D: I’m surprised there were no star jumps in the cardio session we recorded for the film, as it is usually one of my ‘go to’ exercises. 

Y: Have you done any star jumps since then? You spoke about why you like them in the poem, but do you feel differently now?

D: I still like them a lot, and I’m trying to do lower-impact workouts at the moment. I miss jumping.

Y: So this is supposed to be about what we did, the way we have talked about our movements in the videos before. I like how our hands touched in the recording, although when we were doing it, our movements were parallel rather than mirrored.

D: Yes, when we recorded the video we were lying in the same direction and we each put a hand up to the right side of the frame. I was mirrored in the video but not on camera.To keep in mind for future works!

Thread Two: Stasis

Y: You said the hoovering didn’t work. I wanted it to be like choreography. I thought it would be funny if we were dancing with our vacuum cleaners. I haven’t watched it back, but you said it didn’t work, because it looked like we were dancing instead of vacuuming. 

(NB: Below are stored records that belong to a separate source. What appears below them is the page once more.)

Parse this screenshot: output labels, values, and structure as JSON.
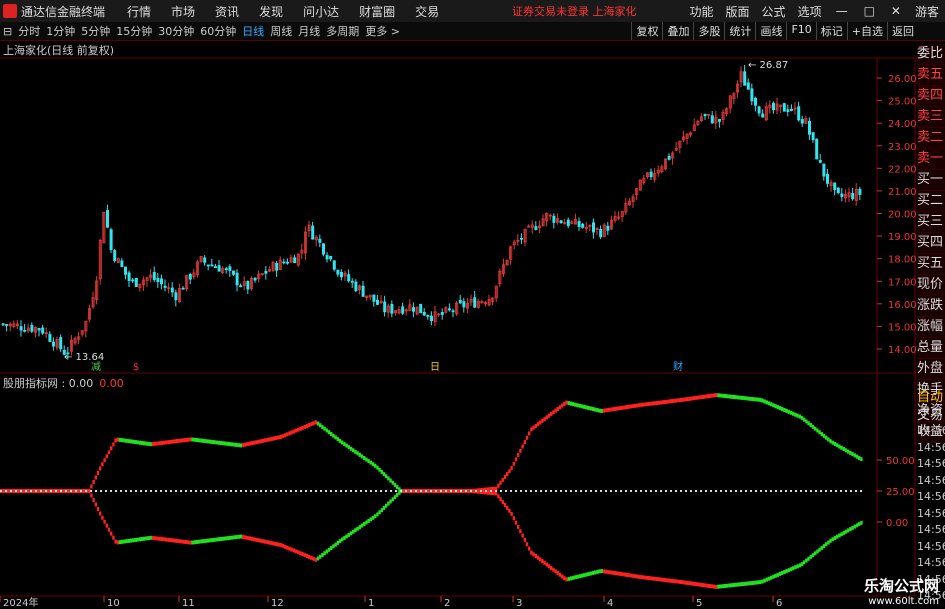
{
  "menubar": {
    "app_title": "通达信金融终端",
    "items": [
      "行情",
      "市场",
      "资讯",
      "发现",
      "问小达",
      "财富圈",
      "交易"
    ],
    "status": "证券交易未登录  上海家化",
    "right_items": [
      "功能",
      "版面",
      "公式",
      "选项"
    ],
    "user": "游客"
  },
  "periods": [
    "分时",
    "1分钟",
    "5分钟",
    "15分钟",
    "30分钟",
    "60分钟",
    "日线",
    "周线",
    "月线",
    "多周期",
    "更多 >"
  ],
  "toolbar": [
    "复权",
    "叠加",
    "多股",
    "统计",
    "画线",
    "F10",
    "标记",
    "+自选",
    "返回"
  ],
  "chart": {
    "title": "上海家化(日线 前复权)",
    "high_label": "26.87",
    "low_label": "13.64",
    "price_axis": [
      "26.00",
      "25.00",
      "24.00",
      "23.00",
      "22.00",
      "21.00",
      "20.00",
      "19.00",
      "18.00",
      "17.00",
      "16.00",
      "15.00",
      "14.00"
    ],
    "markers": [
      "减",
      "$",
      "日",
      "财"
    ],
    "x_axis": [
      "2024年",
      "10",
      "11",
      "12",
      "1",
      "2",
      "3",
      "4",
      "5",
      "6"
    ],
    "colors": {
      "up": "#e23a3a",
      "down": "#2ee6ee",
      "osc_up": "#ff2020",
      "osc_down": "#20e020"
    }
  },
  "indicator": {
    "name": "股朋指标网 : 0.00",
    "value": "0.00",
    "axis": [
      "50.00",
      "25.00",
      "0.00"
    ]
  },
  "side_panel": {
    "items": [
      "委比",
      "卖五",
      "卖四",
      "卖三",
      "卖二",
      "卖一",
      "买一",
      "买二",
      "买三",
      "买四",
      "买五",
      "现价",
      "涨跌",
      "涨幅",
      "总量",
      "外盘",
      "换手",
      "净资",
      "收益"
    ],
    "auto": "自动",
    "trade": "交易",
    "times": [
      "14:56",
      "14:56",
      "14:56",
      "14:56",
      "14:56",
      "14:56",
      "14:56",
      "14:56",
      "14:56",
      "14:56",
      "14:56",
      "14:56"
    ]
  },
  "watermark": {
    "title": "乐淘公式网",
    "url": "www.60lt.com"
  }
}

D: Well, this is an interesting point, as I also wanted it to be  a choreography in unison, like dance, but we were so busy concentrating on remembering the sequence, trying to stay an equal distance from the camera, and moving in unison by watching ourselves on screen, that it lost the essence of the activity. I wanted it to look as though we were actually vacuuming our floors in perfect unison. I thought there could be humour and poetry in that. We just look like we’re concentrating really hard on getting it right! LOL 

If we had wanted to dance with the hoovers we could have picked them up and waltzed.

Y: Maybe it would have been better if we just randomly vacuumed and hoped for the best. Maybe then we would have synchronized accidentally: the structure of coincidences.

D: Yes, I agree with that.

Y: We didn’t really have any moments when we stopped moving. The closest to stasis we got, I think, was being in bed, and then maybe turning around in our outside spaces. 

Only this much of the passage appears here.